Metabolic reprogramming in tumor cells involves alterations in enzymatic machinery and metabolic profile reflect adaptive changes in malignant phenotypes. This study assessed the metabolic adaptability of A549 lung cancer cells under glucose restriction and β-hydroxybutyrate supplementation. Cells were cultured in media with varying glucose concentrations, with or without β-hydroxybutyrate. Targeted metabolomic analysis of conditioned media quantified 20 amino acids and 30 acylcarnitines using liquid chromatography–tandem mass spectrometry (LC-MS/MS). Multivariate statistical analysis revealed distinct metabolic signatures and clear clustering of experimental groups based on extracellular metabolite profiles. The glucose-restricted, β-hydroxybutyrate–supplemented group exhibited a uniquely distinct pattern with specific alterations in extracellular amino acids (e.g., methionine, citrulline) and carnitine derivatives.

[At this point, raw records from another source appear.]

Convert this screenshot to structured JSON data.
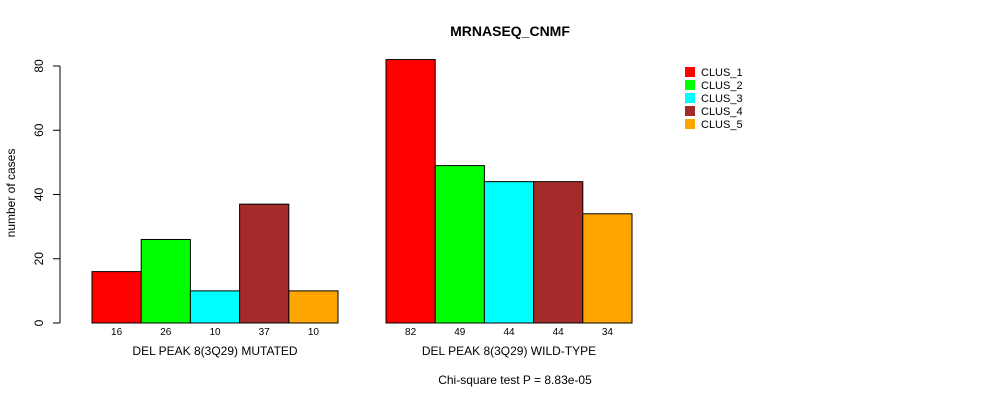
{
  "chart_data": {
    "type": "bar",
    "title": "MRNASEQ_CNMF",
    "ylabel": "number of cases",
    "xlabel": "",
    "ylim": [
      0,
      80
    ],
    "yticks": [
      0,
      20,
      40,
      60,
      80
    ],
    "groups": [
      "DEL PEAK  8(3Q29) MUTATED",
      "DEL PEAK  8(3Q29) WILD-TYPE"
    ],
    "series": [
      {
        "name": "CLUS_1",
        "color": "#ff0000",
        "values": [
          16,
          82
        ]
      },
      {
        "name": "CLUS_2",
        "color": "#00ff00",
        "values": [
          26,
          49
        ]
      },
      {
        "name": "CLUS_3",
        "color": "#00ffff",
        "values": [
          10,
          44
        ]
      },
      {
        "name": "CLUS_4",
        "color": "#a52a2a",
        "values": [
          37,
          44
        ]
      },
      {
        "name": "CLUS_5",
        "color": "#ffa500",
        "values": [
          10,
          34
        ]
      }
    ],
    "legend_position": "top-right",
    "grid": false
  },
  "footer": "Chi-square test P = 8.83e-05"
}
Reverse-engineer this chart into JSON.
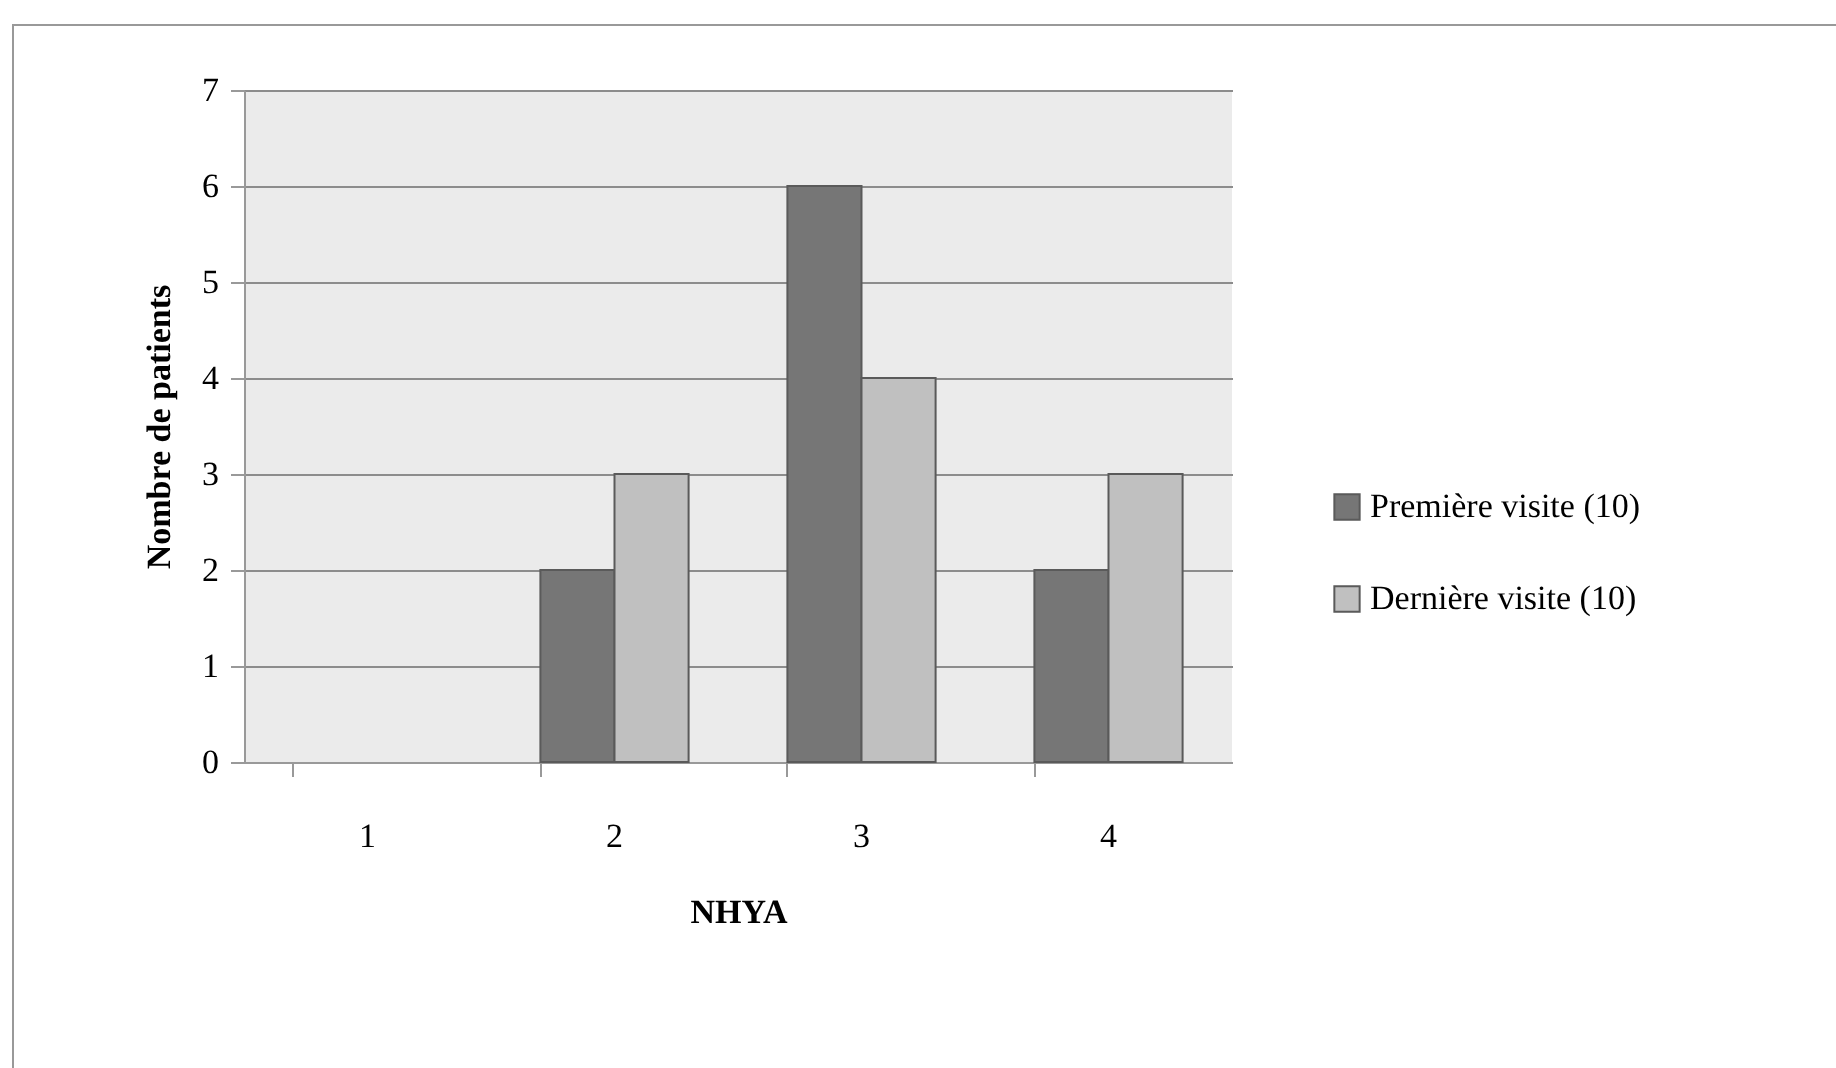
{
  "chart_data": {
    "type": "bar",
    "xlabel": "NHYA",
    "ylabel": "Nombre de patients",
    "categories": [
      "1",
      "2",
      "3",
      "4"
    ],
    "series": [
      {
        "name": "Première visite (10)",
        "color": "#767676",
        "values": [
          0,
          2,
          6,
          2
        ]
      },
      {
        "name": "Dernière visite (10)",
        "color": "#c0c0c0",
        "values": [
          0,
          3,
          4,
          3
        ]
      }
    ],
    "ylim": [
      0,
      7
    ],
    "yticks": [
      0,
      1,
      2,
      3,
      4,
      5,
      6,
      7
    ],
    "grid": true,
    "legend": "right"
  }
}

Treated groups showed decreased tryptophan and increased arginine levels, suggesting altered tryptophan utilization coupled with coordinated shifts in arginine metabolism during metabolic stress. Notably, short-chain acylcarnitine species were elevated across all comparisons (Glucose-restricted- β-hydroxybutyrate-enriched group vs. control, Glucose-restricted group, and β-hydroxybutyrate-enriched group). These findings underscore the profound impact of substrate availability on cancer cell metabolism, with glucose limitation driving changes in amino acid pools consistent with heightened utilization. Extracellular amino acid and acylcarnitine profiles capture metabolite and pathway shifts linked to altered nutrient conditions; however, functional studies are needed to establish their biological relevance. Importantly, all reported changes reflect concentrations in the culture medium, indicating altered cellular uptake, secretion, or utilization rather than direct measurements of intracellular metabolite pools.